Sherry - posted on 03/01/2010
I know how your feeling Sharee.. I might actually have to go through a similar problem shortly. my man will be looking for work later today in a town that's more then 2 hours from where we are currently. The only saving grace is that I do have family within an hour of the town we may have to move to... Thank god for great aunts and uncles... and even a cousin who'll have to relocate there also when their house sells-- since her hsuband also got a job in that area
Sheree - posted on 03/01/2010
We have been the last 2 weeks but its only because we moved away from everyone we know for his work, and now he has gone away further for work and left me at home, where I know no one. I feel miserable about it, but apparently he had no choice about going for work. Before that our relationship ws great. Sure we have problems now and then like most but in general our relationship is great including the sex life :)
My boyfriend of 7 years and the father of my 18 month old daughter just broke up with me on his Facebook status.......I'm in shock! We're not in highschool, we have child together.......it's embarrassing! I new we were having problems but REALLY? Facebook? Seriously?!! I'm appauled and embarrassed! But that's my current situation!

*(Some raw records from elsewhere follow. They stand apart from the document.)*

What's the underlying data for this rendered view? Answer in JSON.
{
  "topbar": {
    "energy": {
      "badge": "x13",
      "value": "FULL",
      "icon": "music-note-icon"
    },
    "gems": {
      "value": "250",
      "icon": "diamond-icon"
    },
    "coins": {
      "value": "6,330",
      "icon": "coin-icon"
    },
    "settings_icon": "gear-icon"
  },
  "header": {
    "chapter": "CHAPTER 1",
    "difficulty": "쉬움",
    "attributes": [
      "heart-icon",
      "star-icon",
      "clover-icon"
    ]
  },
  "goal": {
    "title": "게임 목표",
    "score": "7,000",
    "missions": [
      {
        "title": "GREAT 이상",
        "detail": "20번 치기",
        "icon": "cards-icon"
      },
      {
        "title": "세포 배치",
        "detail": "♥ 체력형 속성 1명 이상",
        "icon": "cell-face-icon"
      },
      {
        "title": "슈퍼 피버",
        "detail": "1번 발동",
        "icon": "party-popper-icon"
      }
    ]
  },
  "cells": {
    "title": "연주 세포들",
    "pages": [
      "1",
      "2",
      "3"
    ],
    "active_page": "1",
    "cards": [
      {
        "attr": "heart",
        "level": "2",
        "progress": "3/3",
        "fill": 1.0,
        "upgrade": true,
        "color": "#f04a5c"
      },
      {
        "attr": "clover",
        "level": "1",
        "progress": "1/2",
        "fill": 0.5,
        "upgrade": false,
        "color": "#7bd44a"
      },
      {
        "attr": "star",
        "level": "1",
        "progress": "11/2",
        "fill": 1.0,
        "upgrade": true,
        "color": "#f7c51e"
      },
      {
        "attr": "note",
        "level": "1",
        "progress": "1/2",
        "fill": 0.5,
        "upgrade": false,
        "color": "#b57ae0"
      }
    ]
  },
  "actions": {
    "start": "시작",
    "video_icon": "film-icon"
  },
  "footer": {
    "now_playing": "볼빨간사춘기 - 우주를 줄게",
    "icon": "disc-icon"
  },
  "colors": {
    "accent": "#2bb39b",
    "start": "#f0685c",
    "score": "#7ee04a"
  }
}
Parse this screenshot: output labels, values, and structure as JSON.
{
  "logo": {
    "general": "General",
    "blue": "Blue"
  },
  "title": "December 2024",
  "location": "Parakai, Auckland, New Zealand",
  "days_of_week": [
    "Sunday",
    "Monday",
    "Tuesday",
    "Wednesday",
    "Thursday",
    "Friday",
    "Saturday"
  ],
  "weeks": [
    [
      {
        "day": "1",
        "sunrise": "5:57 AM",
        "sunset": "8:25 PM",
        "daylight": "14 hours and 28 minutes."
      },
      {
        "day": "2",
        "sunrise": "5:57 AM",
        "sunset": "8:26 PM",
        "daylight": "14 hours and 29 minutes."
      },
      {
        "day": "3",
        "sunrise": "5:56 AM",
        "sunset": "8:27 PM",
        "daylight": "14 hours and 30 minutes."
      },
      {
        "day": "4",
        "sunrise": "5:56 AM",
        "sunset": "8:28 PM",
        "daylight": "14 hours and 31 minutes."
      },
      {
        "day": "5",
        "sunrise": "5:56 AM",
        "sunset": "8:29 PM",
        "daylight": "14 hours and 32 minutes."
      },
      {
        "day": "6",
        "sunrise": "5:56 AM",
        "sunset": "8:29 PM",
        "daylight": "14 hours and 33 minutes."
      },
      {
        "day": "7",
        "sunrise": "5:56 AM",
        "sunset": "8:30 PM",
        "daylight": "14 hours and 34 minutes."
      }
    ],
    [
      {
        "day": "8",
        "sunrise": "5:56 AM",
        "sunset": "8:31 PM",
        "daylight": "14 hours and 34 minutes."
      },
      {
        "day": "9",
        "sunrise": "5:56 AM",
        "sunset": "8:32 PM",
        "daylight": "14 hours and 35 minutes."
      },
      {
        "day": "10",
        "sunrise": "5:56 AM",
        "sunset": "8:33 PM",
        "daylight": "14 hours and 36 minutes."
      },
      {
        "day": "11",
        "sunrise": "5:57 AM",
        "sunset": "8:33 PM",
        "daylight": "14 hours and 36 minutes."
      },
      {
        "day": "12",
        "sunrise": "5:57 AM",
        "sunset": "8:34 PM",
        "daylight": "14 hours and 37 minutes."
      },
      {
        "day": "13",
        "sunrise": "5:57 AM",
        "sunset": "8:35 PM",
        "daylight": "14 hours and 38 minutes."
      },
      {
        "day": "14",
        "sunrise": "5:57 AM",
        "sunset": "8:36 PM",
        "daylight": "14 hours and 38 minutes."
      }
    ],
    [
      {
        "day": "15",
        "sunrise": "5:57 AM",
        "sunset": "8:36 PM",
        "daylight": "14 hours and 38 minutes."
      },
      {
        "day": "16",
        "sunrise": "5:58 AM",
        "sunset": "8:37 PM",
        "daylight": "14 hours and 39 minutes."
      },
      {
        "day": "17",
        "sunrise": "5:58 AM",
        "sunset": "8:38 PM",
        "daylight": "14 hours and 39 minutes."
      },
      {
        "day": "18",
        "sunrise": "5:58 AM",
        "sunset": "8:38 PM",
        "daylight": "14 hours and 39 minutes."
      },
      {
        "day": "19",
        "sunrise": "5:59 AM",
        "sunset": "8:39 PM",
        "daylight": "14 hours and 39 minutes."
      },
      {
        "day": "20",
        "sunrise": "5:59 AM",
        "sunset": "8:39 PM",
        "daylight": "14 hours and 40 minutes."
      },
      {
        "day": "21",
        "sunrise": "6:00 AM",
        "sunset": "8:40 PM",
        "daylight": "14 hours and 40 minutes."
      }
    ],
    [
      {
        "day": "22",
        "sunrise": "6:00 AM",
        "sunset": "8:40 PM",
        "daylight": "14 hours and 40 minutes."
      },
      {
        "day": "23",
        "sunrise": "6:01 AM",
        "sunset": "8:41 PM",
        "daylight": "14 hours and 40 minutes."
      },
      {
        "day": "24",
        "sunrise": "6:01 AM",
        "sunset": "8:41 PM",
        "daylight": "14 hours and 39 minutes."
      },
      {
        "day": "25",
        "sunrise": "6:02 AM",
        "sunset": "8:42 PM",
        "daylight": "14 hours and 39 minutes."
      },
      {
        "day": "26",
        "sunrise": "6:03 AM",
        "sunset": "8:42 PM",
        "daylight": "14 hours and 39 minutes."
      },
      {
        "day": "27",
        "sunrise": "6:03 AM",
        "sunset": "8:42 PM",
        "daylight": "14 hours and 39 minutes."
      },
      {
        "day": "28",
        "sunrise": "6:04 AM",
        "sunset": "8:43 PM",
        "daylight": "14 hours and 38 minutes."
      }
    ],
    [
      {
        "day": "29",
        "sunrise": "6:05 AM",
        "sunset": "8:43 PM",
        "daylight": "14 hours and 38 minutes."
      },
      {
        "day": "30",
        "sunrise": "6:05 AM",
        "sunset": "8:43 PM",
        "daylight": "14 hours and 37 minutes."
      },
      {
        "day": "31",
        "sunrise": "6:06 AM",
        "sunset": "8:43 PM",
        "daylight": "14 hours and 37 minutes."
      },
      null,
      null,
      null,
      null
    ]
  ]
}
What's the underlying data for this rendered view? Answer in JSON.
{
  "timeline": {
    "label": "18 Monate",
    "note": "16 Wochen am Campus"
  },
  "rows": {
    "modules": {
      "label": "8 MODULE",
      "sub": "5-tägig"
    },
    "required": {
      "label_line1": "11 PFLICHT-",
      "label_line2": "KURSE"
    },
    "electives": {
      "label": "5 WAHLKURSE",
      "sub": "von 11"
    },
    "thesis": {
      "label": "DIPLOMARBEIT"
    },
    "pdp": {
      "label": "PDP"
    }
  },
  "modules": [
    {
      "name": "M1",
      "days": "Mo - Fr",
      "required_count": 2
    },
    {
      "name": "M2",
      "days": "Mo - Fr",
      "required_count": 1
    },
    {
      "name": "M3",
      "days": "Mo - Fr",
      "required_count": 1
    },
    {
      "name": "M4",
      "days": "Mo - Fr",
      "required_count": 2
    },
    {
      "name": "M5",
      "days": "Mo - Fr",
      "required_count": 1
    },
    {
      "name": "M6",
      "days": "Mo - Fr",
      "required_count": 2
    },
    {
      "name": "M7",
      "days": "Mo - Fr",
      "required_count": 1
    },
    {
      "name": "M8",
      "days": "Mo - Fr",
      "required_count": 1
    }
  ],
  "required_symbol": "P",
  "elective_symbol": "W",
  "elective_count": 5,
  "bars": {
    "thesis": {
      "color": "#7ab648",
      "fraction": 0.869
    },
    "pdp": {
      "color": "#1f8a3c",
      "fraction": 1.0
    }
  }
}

He works in another province so he's only home every 2-3 months and finances are tight and stressful but WOW! Somebody pinch me!
Sarah - posted on 02/28/2010
My husband and I went through a lot of problems for a while. We seperated for a bit and then relized that we loved each other to much to toss our relationship away. Comunication is a huge part of it. You need to have comunication! If you have a hard time comunicating I would write things down. emails or letters. Also you have to recognize and be able to admit your faults/ flaws. If you do that then you start somewhere. What to start fixing/ working on. I hope this helps! Good Luck!